The financing was led by Versant Ventures, and included two founding investors, 5AM Ventures and Sofinnova Partners. The government record lists Brad Bolzon and Sam Colella, a pair of partners at Menlo Park, CA-based Versant Ventures, as directors. Rafaele Tordjman, a partner with Sofinnova, is also listed as a director. Flexion’s CEO is Mike Clayman, the former vice president of Eli Lilly’s Research Laboratories, and its chief operating officer is Neil Bodick, the founder of Lilly’s drug development incubator, called Chorus, according to the company’s website.
Flexion is built around the idea of shepherding drugs from the earliest stages of development, where they aren’t worth much, into their initial clinical trials—the first real opportunity for them to prove their worth. It usually takes three to four years and $15 million to $40 million in the pharmaceutical industry to do this, Flexion says, but the startup thinks it can cut that time frame in half, while slashing the costs to as little as $3 million to $5 million. It aims to do this through what it says are novel types of licensing deals with pharmaceutical and biotech partners, and by using “compact experimental design” and maintaining a small team with little overhead costs.

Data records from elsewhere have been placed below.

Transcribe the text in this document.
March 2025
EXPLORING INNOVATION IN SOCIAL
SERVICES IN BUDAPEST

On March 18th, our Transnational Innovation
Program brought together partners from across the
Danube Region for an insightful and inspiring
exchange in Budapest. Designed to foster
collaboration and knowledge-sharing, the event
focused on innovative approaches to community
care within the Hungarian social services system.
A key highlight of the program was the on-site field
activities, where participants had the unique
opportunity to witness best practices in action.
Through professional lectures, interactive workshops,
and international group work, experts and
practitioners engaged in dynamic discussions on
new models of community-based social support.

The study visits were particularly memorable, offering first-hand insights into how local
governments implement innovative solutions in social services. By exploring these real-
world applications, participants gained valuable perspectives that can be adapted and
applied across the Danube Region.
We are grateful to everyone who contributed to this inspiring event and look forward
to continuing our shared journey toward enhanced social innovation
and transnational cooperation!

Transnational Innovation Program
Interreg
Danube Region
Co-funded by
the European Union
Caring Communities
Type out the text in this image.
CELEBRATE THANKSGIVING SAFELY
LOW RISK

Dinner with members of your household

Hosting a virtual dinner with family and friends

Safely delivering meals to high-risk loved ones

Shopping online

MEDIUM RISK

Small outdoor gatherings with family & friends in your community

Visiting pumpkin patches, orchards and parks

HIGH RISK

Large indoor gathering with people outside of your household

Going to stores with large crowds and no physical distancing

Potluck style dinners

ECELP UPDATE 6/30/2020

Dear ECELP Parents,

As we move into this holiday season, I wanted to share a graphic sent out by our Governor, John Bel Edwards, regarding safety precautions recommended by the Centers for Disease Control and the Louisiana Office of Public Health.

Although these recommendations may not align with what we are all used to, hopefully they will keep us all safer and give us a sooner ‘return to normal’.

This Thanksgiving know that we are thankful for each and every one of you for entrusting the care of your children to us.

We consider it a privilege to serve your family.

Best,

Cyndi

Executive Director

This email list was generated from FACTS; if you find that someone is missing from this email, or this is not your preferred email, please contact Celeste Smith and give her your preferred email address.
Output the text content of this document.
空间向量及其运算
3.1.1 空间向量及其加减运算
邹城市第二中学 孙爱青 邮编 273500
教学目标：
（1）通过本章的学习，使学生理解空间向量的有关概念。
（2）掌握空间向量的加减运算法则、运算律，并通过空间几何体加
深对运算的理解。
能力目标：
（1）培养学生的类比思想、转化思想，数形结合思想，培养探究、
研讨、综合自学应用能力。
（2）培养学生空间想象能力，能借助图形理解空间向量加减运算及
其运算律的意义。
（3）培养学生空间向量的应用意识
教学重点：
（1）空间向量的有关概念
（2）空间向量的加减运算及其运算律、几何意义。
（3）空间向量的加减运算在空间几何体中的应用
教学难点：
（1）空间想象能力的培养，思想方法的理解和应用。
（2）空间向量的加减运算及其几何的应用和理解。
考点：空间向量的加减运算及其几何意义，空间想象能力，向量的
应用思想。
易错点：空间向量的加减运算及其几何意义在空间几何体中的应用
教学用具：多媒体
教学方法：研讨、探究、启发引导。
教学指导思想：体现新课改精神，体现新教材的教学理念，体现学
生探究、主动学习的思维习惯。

“Companies are forced to make trade-off decisions without clinical data and compounds are often shelved without compelling rationale. Among these compounds are assets of substantial but unrealized medical and commercial value,” the company says on its website. “Flexion is forming partnerships with a small number of pharmaceutical firms; in these partnerships, Flexion provides both the resource and expertise to quickly and efficiently advance delayed or de-resourced assets to clinical proof of concept.”
Flexion has apparently has persuaded a few people in Big Pharma that it is onto something. The company said in today’s statement that it expects to announce “three major partnerships” with pharmaceutical companies.
“We have been overwhelmed by the response from the pharmaceutical industry, which very much wants to partner with the proven team at Flexion,” said Andrew Schwab of 5AM Ventures, in the statement.